If I am looking for hosting and the ad says 5GB bandwith, what exactly does that mean? Does it have something to do with how many visitors my site can get or how many clicks? Help, I'm clueless!!
Bandwidth is simply how much data is exchanged between your site and all your viewers. That includes all data, including graphics, text, HTML, etc. Each of these items has a size in kb. Let's say your web page contains 3 graphics which are 30kb each. your html is 12kb. your text is 2kb. When one user views your page, that has created 104kb in 'bandwidth'. So if 100 people view the site, you've used 10400kb in bandwidth, etc.
Think of bandwidth as a major highway with a toll booth. The toll booth collects $$ for every car that goes up the highway or down the highway. The more traffic there is in either direction, the more it costs them to maintain the highway, and the more $$ they collect to pay for it. It's the same thing with data flowing to and from the server.

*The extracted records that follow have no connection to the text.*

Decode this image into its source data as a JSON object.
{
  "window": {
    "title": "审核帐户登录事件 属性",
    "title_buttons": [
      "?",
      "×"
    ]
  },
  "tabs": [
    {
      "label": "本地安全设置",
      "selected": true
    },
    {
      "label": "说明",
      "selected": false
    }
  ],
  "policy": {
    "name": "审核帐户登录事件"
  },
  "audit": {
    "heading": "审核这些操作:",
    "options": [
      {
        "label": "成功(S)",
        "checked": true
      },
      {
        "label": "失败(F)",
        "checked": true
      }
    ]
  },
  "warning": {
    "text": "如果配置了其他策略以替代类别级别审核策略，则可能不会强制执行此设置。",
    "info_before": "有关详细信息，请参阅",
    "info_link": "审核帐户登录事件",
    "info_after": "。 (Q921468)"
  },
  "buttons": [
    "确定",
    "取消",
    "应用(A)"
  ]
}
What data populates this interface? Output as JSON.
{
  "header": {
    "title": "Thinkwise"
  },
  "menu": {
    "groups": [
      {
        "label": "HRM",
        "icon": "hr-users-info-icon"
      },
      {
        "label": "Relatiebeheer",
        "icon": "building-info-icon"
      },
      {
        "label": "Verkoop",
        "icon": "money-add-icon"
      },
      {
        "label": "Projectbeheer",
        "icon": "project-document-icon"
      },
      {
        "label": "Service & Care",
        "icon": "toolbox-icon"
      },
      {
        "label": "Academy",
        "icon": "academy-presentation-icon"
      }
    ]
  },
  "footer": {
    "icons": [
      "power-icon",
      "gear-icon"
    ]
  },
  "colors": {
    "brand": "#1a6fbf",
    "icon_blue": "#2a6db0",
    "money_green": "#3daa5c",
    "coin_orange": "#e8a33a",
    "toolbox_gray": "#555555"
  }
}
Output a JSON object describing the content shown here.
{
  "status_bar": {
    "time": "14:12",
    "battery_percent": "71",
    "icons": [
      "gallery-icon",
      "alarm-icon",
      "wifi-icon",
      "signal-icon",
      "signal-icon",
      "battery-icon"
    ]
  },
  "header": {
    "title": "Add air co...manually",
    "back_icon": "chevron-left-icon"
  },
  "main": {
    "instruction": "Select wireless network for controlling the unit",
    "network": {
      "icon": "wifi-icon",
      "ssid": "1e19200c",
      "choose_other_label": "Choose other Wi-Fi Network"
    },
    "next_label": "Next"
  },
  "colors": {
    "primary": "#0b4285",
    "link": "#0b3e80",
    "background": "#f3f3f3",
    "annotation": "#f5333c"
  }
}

Technically bandwidth is the carrying capacity of the channel, not the amount of data transfered. An analog voice line with a modem has a theortical capicity to transfer 56Kbps downstream. So that would be that bandwidth limit. You may use it all at any given time downloading, or you may just be reading your email and the line is idle. The bandwidth stays the same. The amount of data transfered is limited by the bandwidth and time, but not soley determined by it (the bandwidth).
What that means is the host probably does not know what bandwidth is, lol.
In this case they probably mean you are allowed 5GB of data transfer a month.
Technically, you're absolutely right... but the question was regarding "when a web host advertises you get 5GB of bandwidth, what does it mean?" In that sense of the word 'bandwidth', it's strictly the data flow.
However, Bandwidth has taken on significance as the industry accepted term for how much data transfer one is allowed. Most hosting plans use them both.